Appellant assigns error to the judgment of the trial court, first, that compensation occurred, and second, in overruling his plea of prescription.
It is argued by appellant that compensation did not take place between the two obligations as the debt of Guillot to Hardt-ner was prescribed before compensation occurred, citing as authority therefor the case of Georgia-Pacific Plywood Company v. Miller, La.App., 94 So.2d 531 (1st Cir. 1957). The cited case is inapposite for the reason the indebtedness pleaded by defendant in compensation was prescribed before *386the indebtedness in favor of plaintiff arose. Forasmuch as the record indicates that Guillot’s account with Hardtner was paid on January 22, 1954, we find no basis for the application of the three years prescription against Moore or Hardtner.
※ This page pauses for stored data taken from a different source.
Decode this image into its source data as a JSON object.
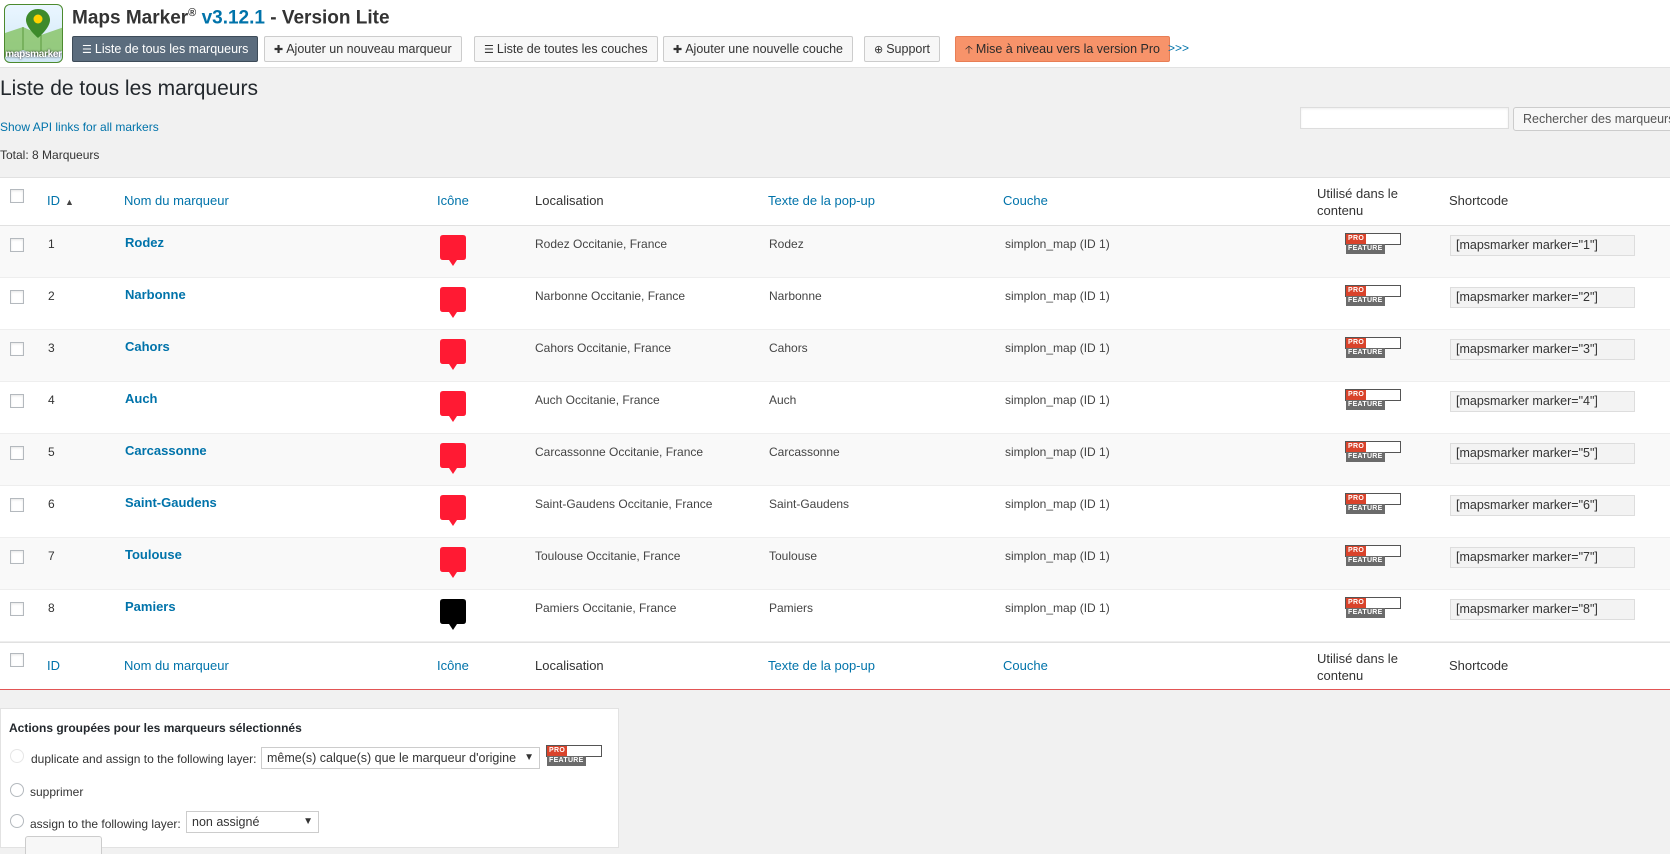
{
  "header": {
    "logo_text": "mapsmarker",
    "title_name": "Maps Marker",
    "title_reg": "®",
    "title_version": "v3.12.1",
    "title_edition": "- Version Lite",
    "nav": [
      {
        "label": "Liste de tous les marqueurs",
        "icon": "list-icon"
      },
      {
        "label": "Ajouter un nouveau marqueur",
        "icon": "plus-icon"
      },
      {
        "label": "Liste de toutes les couches",
        "icon": "list-icon"
      },
      {
        "label": "Ajouter une nouvelle couche",
        "icon": "plus-icon"
      },
      {
        "label": "Support",
        "icon": "plus-circle-icon"
      },
      {
        "label": "Mise à niveau vers la version Pro",
        "icon": "arrow-up-icon"
      }
    ],
    "more_label": ">>>"
  },
  "page": {
    "title": "Liste de tous les marqueurs",
    "api_link": "Show API links for all markers",
    "total": "Total: 8 Marqueurs",
    "search_button": "Rechercher des marqueurs",
    "search_placeholder": ""
  },
  "table": {
    "columns": {
      "id": "ID",
      "name": "Nom du marqueur",
      "icon": "Icône",
      "location": "Localisation",
      "popup": "Texte de la pop-up",
      "layer": "Couche",
      "used_line1": "Utilisé dans le",
      "used_line2": "contenu",
      "shortcode": "Shortcode"
    },
    "pro_badge": {
      "left": "PRO",
      "right": "FEATURE"
    },
    "rows": [
      {
        "id": "1",
        "name": "Rodez",
        "icon_color": "#ff1a33",
        "location": "Rodez Occitanie, France",
        "popup": "Rodez",
        "layer": "simplon_map (ID 1)",
        "shortcode": "[mapsmarker marker=\"1\"]"
      },
      {
        "id": "2",
        "name": "Narbonne",
        "icon_color": "#ff1a33",
        "location": "Narbonne Occitanie, France",
        "popup": "Narbonne",
        "layer": "simplon_map (ID 1)",
        "shortcode": "[mapsmarker marker=\"2\"]"
      },
      {
        "id": "3",
        "name": "Cahors",
        "icon_color": "#ff1a33",
        "location": "Cahors Occitanie, France",
        "popup": "Cahors",
        "layer": "simplon_map (ID 1)",
        "shortcode": "[mapsmarker marker=\"3\"]"
      },
      {
        "id": "4",
        "name": "Auch",
        "icon_color": "#ff1a33",
        "location": "Auch Occitanie, France",
        "popup": "Auch",
        "layer": "simplon_map (ID 1)",
        "shortcode": "[mapsmarker marker=\"4\"]"
      },
      {
        "id": "5",
        "name": "Carcassonne",
        "icon_color": "#ff1a33",
        "location": "Carcassonne Occitanie, France",
        "popup": "Carcassonne",
        "layer": "simplon_map (ID 1)",
        "shortcode": "[mapsmarker marker=\"5\"]"
      },
      {
        "id": "6",
        "name": "Saint-Gaudens",
        "icon_color": "#ff1a33",
        "location": "Saint-Gaudens Occitanie, France",
        "popup": "Saint-Gaudens",
        "layer": "simplon_map (ID 1)",
        "shortcode": "[mapsmarker marker=\"6\"]"
      },
      {
        "id": "7",
        "name": "Toulouse",
        "icon_color": "#ff1a33",
        "location": "Toulouse Occitanie, France",
        "popup": "Toulouse",
        "layer": "simplon_map (ID 1)",
        "shortcode": "[mapsmarker marker=\"7\"]"
      },
      {
        "id": "8",
        "name": "Pamiers",
        "icon_color": "#000000",
        "location": "Pamiers Occitanie, France",
        "popup": "Pamiers",
        "layer": "simplon_map (ID 1)",
        "shortcode": "[mapsmarker marker=\"8\"]"
      }
    ]
  },
  "bulk": {
    "title": "Actions groupées pour les marqueurs sélectionnés",
    "duplicate_label": "duplicate and assign to the following layer:",
    "duplicate_select": "même(s) calque(s) que le marqueur d'origine",
    "delete_label": "supprimer",
    "assign_label": "assign to the following layer:",
    "assign_select": "non assigné"
  },
  "colors": {
    "accent": "#0073aa",
    "active_nav": "#5b6c7d",
    "upgrade": "#f7936a",
    "marker_red": "#ff1a33"
  }
}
It is further argued by appellant that compensation did not occur because the two debts were not equally demandable. This question was answered in Sliman v. Mahtook, 17 La.App. 635, 136 So. 749 (1st Cir. 1931) wherein Judge LeBlanc, as the organ of the court, said:
“ * * * Compensation is a form of payment which takes place by mere operation of law, without the knowledge of the debtor, and 'the two debts are reciprocally extinguished, as soon as they exist simultaneously, to the amount of their respective sums.’ Civ. Code, arts. 2207, 2208; Caldwell v. Davis, 2 Mart. (N.S.) 135. Civil Code, art. 2210, further provides that it takes place ‘whatever be the causes of either of the debts.’ The law makes no distinction between the different forms of debt; the principal requirement being that they be ‘equally liquidated and demandable.’ Civ.Code, art. 2209. In Caldwell v. Davis, cited supra, it was the creditor’s note which the debtor had purchased and was pleading in compensation. In Pattison et al. v. Edmonston et al., 4 La.Ann. 157, it was their judgment creditor’s own judgment which the judgment debtors had bought and successfully pleaded in compensation. In the very recent case of Hart v. Polizzotto, 171 La. 493, 131 So. 574, the Supreme Court held that a person, although only secondarily liable on a note which he had paid, could plead the same in compensation against a judgment rendered against him for costs of court. If the forms of obligations relied on in the cases referred to constituted debts equally liquidated and demandable with a judgment, it would seem that a bank check, which is an unconditional order to pay money and constitutes an assignment of the funds it is drawn against the moment the bank is notified of the drawing, creates a debt which is as fully liquidated and demandable and is of equal dignity with the others.” [136 So. 749, 750]
Accordingly, our conclusion is that the ruling of the trial court discloses no reversible error as to the issue of compensation. The judgment likewise is clearly correct as to its rejection of the plea of prescription which is inapplicable in this case. The judgment is affirmed at appellant’s cost.